3) Several risk factors for AD have been identified in epidemiologic studies in addition to age and female sex. The most potent risk factor is the presence of the apolipoprotein epsilon-4 (APOE epsilon-4) allele. Of its 3 forms -- epsilon-2, -3, and -4 -- only the epsilon-4 allele increases the likelihood of developing Alzheimer disease. The lifetime risk of Alzheimer disease for an individual without the epsilon-4 allele is approximately 9%; the lifetime risk of Alzheimer disease for an individual carrying at least 1 epsilon-4 allele is 29%. While representing a substantial risk of Alzheimer disease, the epsilon-4 genotype is not sufficiently specific or sensitive for the diagnosis of Alzheimer disease to allow its use as a diagnostic test. Moreover, the epsilon-4 allele appears to increase the risk of Alzheimer disease more in white and Asian populations than in black and Hispanic populations. Other risk factors implicated in a variety of studies include head injury, low serum levels of folate and vitamin B-12, elevated plasma and total homocysteine levels, family history of Alzheimer disease or dementia, fewer years of formal education, lower income, and lower occupational status. Conversely, higher levels of education, moderate levels of daily wine consumption, and higher levels of fish in the diet have been associated with a lower risk for Alzheimer disease. Differences in the prevalence of Alzheimer disease among population groups worldwide suggest as yet undisclosed genetic or environmental effects on the prevalence of Alzheimer disease.

References (abridged):

1. Brookmeyer R, Gray S, Kawas C. Projections of Alzheimer's disease in the United States and the public health impact of delaying disease onset. Am J Public Health. 1998;88:1337-1342.

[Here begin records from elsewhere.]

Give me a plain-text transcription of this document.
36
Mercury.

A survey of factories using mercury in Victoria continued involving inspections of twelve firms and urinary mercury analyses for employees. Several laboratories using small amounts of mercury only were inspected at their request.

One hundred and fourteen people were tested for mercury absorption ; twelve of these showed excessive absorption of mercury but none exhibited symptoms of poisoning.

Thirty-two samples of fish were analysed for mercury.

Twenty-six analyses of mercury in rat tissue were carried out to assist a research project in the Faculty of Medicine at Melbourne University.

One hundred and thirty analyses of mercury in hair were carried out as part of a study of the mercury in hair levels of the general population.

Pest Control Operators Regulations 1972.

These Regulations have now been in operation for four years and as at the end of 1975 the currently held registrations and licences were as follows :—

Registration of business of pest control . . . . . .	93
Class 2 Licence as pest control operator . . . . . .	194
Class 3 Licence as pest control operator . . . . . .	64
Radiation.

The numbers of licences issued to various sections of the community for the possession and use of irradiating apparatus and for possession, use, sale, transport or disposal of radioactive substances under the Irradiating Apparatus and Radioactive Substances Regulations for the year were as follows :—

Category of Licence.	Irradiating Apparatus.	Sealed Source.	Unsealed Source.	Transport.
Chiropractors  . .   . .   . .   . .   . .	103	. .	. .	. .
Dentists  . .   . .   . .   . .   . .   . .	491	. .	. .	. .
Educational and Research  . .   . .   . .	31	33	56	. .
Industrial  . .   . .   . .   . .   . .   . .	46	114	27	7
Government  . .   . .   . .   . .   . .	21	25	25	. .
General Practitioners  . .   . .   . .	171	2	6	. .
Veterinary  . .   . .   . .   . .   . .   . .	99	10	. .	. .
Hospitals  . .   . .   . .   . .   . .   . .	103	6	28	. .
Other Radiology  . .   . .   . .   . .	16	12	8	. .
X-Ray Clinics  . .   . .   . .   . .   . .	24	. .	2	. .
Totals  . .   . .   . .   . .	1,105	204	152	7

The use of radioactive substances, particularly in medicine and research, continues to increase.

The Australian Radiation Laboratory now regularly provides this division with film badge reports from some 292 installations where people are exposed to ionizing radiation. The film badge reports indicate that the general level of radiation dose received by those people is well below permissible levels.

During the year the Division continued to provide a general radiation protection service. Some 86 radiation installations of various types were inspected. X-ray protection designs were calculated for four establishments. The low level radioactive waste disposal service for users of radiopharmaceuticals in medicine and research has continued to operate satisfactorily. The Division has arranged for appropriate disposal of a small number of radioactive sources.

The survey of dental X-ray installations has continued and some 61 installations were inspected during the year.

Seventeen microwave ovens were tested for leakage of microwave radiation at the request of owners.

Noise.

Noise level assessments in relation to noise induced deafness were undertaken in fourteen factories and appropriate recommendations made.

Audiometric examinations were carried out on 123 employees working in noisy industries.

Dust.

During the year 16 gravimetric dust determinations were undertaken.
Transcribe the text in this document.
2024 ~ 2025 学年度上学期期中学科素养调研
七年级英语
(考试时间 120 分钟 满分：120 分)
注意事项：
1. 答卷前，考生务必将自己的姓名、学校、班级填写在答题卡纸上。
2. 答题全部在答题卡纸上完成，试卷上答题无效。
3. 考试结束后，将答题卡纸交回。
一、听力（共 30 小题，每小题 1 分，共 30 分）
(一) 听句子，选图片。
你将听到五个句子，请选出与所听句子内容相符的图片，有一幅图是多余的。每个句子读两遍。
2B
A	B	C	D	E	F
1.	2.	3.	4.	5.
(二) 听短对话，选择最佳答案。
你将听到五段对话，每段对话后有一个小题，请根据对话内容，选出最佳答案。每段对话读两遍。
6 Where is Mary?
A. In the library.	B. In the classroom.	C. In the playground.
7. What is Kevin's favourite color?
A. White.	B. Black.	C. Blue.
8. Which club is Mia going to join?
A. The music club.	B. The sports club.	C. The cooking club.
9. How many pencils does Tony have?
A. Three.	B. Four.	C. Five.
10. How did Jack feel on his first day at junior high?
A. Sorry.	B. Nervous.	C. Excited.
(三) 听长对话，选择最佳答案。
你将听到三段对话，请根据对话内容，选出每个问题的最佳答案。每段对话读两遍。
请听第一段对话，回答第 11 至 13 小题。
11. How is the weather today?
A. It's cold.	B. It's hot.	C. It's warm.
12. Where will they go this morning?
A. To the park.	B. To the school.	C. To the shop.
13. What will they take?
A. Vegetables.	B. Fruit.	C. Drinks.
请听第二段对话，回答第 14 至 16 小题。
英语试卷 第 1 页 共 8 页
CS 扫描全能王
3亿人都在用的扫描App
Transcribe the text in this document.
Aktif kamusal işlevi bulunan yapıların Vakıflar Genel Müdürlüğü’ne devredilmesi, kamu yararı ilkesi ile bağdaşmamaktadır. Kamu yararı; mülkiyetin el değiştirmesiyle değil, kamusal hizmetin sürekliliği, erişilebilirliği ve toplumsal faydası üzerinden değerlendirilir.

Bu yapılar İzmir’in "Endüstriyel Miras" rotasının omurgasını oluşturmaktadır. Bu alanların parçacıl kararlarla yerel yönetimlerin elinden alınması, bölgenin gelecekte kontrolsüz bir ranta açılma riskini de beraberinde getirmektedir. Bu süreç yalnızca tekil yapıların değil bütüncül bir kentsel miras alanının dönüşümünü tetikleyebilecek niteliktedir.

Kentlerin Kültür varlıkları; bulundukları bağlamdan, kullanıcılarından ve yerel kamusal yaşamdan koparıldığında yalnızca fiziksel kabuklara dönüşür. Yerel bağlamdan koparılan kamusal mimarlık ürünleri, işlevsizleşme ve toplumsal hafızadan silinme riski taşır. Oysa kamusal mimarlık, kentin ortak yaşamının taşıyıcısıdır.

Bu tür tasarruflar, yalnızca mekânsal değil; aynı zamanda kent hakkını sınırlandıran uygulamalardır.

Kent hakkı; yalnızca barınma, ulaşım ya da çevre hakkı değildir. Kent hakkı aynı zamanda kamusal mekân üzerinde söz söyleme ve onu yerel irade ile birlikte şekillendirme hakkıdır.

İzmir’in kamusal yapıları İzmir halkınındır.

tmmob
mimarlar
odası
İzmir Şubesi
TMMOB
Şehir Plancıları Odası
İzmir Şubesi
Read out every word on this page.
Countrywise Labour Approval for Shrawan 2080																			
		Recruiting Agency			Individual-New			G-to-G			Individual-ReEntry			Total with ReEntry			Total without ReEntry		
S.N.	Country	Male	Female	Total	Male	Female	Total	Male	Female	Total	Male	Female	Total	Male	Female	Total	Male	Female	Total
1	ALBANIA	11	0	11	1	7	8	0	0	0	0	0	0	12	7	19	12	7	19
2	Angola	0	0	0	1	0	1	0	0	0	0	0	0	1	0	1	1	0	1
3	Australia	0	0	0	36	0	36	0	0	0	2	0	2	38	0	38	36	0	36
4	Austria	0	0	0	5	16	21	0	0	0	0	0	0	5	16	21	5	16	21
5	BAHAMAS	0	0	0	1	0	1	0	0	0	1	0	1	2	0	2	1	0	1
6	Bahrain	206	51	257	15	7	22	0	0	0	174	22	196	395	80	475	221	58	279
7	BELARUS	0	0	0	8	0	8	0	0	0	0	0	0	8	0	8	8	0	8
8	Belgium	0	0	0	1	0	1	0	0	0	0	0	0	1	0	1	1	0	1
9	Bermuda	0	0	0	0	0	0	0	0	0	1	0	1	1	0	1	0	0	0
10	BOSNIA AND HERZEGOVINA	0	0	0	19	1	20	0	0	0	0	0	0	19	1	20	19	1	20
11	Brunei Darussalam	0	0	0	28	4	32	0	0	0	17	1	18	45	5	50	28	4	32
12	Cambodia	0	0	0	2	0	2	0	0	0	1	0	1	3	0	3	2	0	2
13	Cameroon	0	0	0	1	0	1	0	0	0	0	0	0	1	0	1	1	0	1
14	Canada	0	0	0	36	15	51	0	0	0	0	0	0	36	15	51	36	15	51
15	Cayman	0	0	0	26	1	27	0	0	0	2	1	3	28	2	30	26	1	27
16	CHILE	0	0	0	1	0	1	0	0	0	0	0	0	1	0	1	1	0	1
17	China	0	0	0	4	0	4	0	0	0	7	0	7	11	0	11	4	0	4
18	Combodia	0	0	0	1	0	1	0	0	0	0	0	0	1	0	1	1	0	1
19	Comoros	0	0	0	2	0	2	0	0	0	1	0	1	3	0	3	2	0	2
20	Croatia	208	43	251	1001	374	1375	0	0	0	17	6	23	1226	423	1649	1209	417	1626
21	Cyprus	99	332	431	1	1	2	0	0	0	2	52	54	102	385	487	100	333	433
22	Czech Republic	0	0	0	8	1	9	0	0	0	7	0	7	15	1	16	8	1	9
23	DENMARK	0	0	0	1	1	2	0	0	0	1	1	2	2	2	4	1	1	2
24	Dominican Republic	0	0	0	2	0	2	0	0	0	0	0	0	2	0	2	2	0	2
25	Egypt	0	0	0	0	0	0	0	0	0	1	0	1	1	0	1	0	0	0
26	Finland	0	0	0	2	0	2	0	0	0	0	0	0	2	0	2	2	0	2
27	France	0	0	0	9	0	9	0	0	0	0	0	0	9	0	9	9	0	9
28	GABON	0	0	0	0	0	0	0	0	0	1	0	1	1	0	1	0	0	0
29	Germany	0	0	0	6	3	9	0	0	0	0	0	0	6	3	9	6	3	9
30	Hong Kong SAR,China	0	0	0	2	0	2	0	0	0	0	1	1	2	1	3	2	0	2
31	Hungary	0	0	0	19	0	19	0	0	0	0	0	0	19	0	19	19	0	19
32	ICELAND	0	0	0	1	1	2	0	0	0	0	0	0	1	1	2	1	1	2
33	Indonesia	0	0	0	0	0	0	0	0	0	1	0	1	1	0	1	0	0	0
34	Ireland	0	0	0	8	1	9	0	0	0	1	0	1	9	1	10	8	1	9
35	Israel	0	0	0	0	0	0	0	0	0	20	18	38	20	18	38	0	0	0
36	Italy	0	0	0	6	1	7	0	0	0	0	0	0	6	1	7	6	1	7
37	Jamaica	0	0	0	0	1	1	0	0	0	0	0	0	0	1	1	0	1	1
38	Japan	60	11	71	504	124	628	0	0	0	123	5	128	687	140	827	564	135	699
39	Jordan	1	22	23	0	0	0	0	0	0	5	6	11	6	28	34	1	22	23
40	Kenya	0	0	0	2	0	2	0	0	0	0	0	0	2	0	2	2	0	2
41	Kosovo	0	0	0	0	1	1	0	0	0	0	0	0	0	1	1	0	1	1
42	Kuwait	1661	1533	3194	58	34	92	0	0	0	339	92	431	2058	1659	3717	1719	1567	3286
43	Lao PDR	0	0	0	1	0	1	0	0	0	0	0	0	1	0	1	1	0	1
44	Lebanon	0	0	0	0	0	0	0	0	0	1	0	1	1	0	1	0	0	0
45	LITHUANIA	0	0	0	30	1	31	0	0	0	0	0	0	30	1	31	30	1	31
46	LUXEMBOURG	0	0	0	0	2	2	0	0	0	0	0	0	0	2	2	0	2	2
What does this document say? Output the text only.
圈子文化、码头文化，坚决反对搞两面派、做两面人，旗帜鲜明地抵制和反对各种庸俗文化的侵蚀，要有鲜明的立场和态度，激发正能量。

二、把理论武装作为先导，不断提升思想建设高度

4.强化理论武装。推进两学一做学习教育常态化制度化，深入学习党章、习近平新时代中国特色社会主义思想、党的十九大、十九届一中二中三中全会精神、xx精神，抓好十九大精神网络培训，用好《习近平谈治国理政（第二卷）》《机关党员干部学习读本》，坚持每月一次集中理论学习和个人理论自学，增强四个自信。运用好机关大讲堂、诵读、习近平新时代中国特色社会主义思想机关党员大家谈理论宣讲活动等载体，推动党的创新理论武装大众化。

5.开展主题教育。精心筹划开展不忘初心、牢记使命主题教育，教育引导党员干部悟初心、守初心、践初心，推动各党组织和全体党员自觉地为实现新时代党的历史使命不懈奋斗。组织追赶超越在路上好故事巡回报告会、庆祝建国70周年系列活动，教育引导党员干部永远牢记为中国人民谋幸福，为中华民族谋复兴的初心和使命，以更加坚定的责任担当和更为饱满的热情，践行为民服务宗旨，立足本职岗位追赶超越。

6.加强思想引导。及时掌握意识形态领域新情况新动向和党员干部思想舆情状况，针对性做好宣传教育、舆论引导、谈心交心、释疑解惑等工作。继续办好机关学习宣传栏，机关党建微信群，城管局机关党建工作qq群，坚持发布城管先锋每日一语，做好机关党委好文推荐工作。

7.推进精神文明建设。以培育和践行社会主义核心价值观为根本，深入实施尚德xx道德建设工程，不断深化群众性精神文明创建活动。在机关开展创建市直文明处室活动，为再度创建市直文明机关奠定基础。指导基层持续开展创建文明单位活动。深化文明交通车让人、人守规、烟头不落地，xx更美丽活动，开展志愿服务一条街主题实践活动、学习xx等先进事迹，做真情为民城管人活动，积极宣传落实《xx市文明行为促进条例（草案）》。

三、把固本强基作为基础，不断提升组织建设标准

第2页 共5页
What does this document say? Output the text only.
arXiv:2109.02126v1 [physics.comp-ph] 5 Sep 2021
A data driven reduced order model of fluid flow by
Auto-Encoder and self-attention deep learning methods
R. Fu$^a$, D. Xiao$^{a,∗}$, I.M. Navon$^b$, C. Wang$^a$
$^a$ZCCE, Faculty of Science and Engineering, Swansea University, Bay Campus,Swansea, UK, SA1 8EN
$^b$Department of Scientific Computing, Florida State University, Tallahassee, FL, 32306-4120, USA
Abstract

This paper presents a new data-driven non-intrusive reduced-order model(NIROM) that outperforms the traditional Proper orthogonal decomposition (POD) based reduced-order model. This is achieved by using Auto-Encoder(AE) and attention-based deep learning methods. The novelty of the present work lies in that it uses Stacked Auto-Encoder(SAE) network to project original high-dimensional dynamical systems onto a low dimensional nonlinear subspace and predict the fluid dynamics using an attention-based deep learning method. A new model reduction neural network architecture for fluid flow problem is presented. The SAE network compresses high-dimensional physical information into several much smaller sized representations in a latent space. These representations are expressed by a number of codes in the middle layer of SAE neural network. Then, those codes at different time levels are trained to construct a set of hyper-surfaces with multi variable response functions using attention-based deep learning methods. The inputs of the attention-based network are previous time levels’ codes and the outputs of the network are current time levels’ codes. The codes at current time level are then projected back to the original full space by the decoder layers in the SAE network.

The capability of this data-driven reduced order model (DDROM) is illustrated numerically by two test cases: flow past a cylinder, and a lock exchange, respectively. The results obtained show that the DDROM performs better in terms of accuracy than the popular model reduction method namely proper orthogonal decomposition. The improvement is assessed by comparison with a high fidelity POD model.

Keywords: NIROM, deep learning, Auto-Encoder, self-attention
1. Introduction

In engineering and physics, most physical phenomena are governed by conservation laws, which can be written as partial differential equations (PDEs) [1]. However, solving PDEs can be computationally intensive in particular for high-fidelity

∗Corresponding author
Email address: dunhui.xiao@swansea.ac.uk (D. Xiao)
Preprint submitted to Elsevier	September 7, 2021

2. Von Strauss EM, Viitanen D, De Ronchi D, et al. Aging and the occurrence of dementia. Arch Neurol. 1999;56:587-592.

3. Gao S, Hendrie HC, Hall KS, Hui S. The relationships between age, sex, and the incidence of dementia and Alzheimer disease. Arch Gen Psychiatry. 1998;55:809-815.

4. Ernst RL, Hay JW. The US economic and social costs of Alzheimer's disease revisited. Am J Public Health. 1994;84:1261-1264.

5. Max W. The economic impact of Alzheimer's disease. Neurology. 1993;43:S6-S10.